The book has also received negative reviews. Gavin Jacobson in the New Statesman sees it as "a study thick with promise and thin in import" with advice "either too vague or too hollow to provide any meaningful guidance." In The Times, Gerard DeGroot writes: "The author of Sapiens is good at identifying the crises to come but his syrupy platitudes are no answer."

==Russian translation==
A Russian translation of Harari's book was published in June 2019. However, the Russian media noticed that several passages about Russia and its President Putin were excluded from the translation. In particular, the chapter about post-truth begins in the Russian edition by referring to Donald Trump's speeches instead of Putin's false statements during the Russian annexation of Crimea. The representatives of Harari admitted that this change was authorized.

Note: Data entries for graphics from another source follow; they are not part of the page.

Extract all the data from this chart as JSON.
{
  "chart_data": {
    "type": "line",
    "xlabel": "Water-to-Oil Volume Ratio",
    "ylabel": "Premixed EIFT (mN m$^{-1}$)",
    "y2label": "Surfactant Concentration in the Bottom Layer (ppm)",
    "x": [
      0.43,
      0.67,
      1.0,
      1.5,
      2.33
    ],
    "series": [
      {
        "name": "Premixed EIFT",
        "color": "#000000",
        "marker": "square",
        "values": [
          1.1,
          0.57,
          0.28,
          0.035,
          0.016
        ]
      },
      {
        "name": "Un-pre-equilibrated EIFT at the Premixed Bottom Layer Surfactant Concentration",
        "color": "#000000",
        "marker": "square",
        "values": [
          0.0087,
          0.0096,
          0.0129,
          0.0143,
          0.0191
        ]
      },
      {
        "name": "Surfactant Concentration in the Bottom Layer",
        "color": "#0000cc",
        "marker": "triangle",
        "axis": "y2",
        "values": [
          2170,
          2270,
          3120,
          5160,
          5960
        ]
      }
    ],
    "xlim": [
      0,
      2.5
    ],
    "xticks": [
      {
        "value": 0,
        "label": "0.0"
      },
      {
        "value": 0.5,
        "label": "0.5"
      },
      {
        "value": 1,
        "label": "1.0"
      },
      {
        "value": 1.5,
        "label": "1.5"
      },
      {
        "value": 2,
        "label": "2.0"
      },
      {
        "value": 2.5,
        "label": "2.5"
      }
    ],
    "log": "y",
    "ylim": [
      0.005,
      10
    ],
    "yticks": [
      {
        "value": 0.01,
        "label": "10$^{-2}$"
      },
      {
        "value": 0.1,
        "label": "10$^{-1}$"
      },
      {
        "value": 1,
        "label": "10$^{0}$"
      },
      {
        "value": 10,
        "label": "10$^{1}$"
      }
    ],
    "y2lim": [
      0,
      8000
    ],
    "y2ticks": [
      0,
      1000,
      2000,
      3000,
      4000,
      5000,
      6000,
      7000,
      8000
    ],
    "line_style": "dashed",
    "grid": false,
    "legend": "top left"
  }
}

Leonid Bershidsky in Moscow Times called it "caution — or, to call it by its proper name, cowardice", and Nettanel Slyomovics in Haaretz claimed that Harari "is sacrificing those same liberal ideas that he presumes to represent". In a response, Harari stated that he "was warned that due to these few examples Russian censorship will not allow distribution of a Russian translation of the book" and that he "therefore faced a dilemma", namely to "replace these few examples with other examples, and publish the book in Russia," or "change nothing, and publish nothing", and that he "preferred publishing, because Russia is a leading global power and it seemed important that the book's ideas should reach readers in Russia, especially as the book is still very critical of the Putin regime – just without naming names."